Tell MIL to back off until you are ready, say it to her face, with a smile. In 6 months you can put it down to hormones and make friends again....simples..

We fell out big style with PIL 10days before I gave birth to DD, as I was having a planned c section and they wanted to come and stay for a 'few days' the day I got home from hosp. They are the type who sit....and sit....and sit....and sit and do NOTHING to help. Surprisingly I told Dh I would cut off his nether regions if he didn't stand firm, and hey ho they had a hissy fit.

1 week before I gave birth we were smoothing over the waters.....unbelievable.

So, don't get into my situation, be firm, stand firm, be strong, it'll all be forgotten in 6months.

NestaFiesta · 12/04/2010 09:11

Remember Clams, that you hold all the cards. Its your child and if she wants to see him or her, she has to work around you. MILs seem to forget this and bulldoze everyone to get what they want. Stand firm. If she wants to see the GC, its how and when you say.

When my MIL threatended to cut DH off for life saying we were "spoiling it for her" (!), she realised she'd shot herself in the foot and was also cutting herself off from GS1. Soon changed her tune.

Your MIL is a bully, but at the end of the day- you've got what she wants. As beanpot says, it will blow over in 6 months.

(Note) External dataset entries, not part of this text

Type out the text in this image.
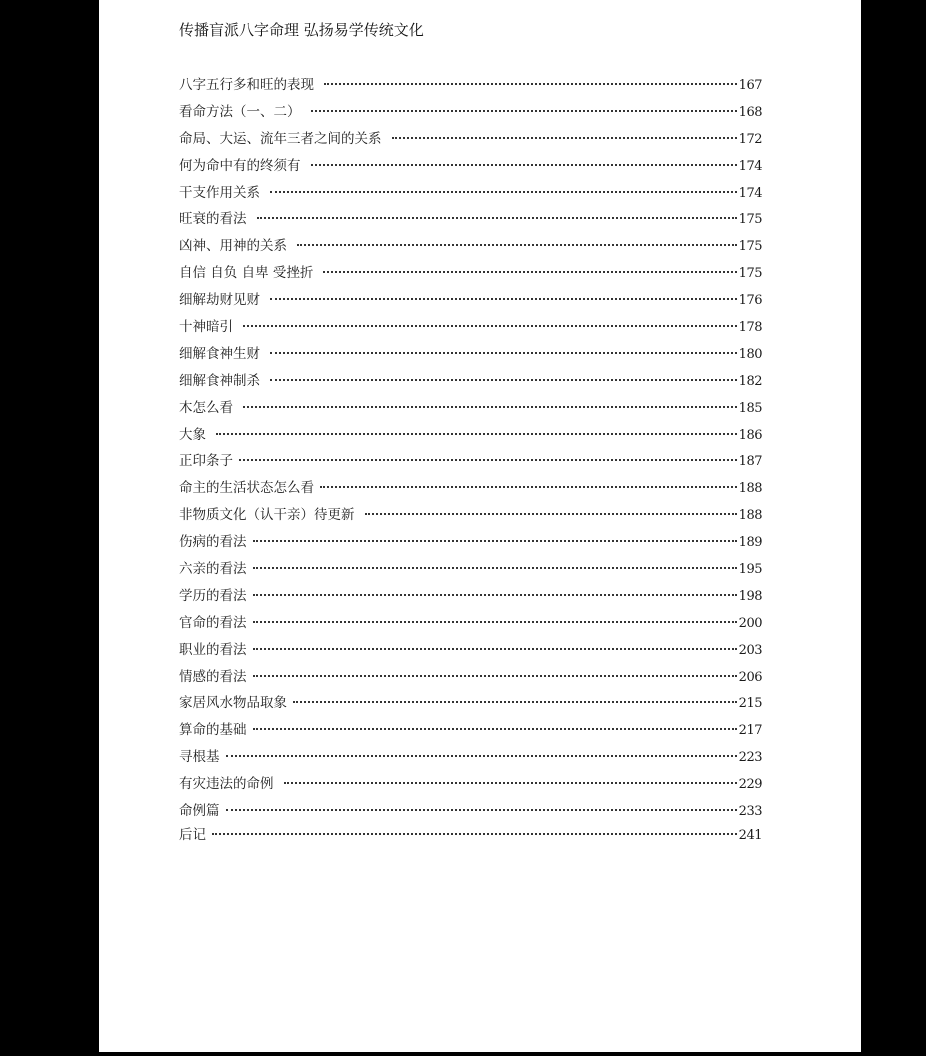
传播盲派八字命理 弘扬易学传统文化
八字五行多和旺的表现	167
看命方法（一、二）	168
命局、大运、流年三者之间的关系	172
何为命中有的终须有	174
干支作用关系	174
旺衰的看法	175
凶神、用神的关系	175
自信 自负 自卑 受挫折	175
细解劫财见财	176
十神暗引	178
细解食神生财	180
细解食神制杀	182
木怎么看	185
大象	186
正印条子	187
命主的生活状态怎么看	188
非物质文化（认干亲）待更新	188
伤病的看法	189
六亲的看法	195
学历的看法	198
官命的看法	200
职业的看法	203
情感的看法	206
家居风水物品取象	215
算命的基础	217
寻根基	223
有灾违法的命例	229
命例篇	233
后记	241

Good luck with everything- she is wrong to stress you out when you are PG!x

EldritchCleavage · 12/04/2010 13:02

Crikey, if my (v nice) MIL rang my mother to complain about me the chill that would come back down the 'phone line would lose her an ear from frostbite.

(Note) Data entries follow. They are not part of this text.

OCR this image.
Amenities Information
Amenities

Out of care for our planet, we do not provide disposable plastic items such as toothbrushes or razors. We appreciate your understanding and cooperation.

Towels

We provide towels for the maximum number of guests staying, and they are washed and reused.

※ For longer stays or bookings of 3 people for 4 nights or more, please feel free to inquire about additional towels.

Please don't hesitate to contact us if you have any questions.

Clams, promise us (and yourself) that you will not be bullied or cajoled into pandering to ANY relatives after the birth. Seriously, not suggesting rows etc but if you feel you're being pushed into looking after people, entertaining, having the baby passed around, taken out etc just take yourself and the baby off to bed and let DH deal with it. Perhaps get him to fit a lock on that bedroom door now?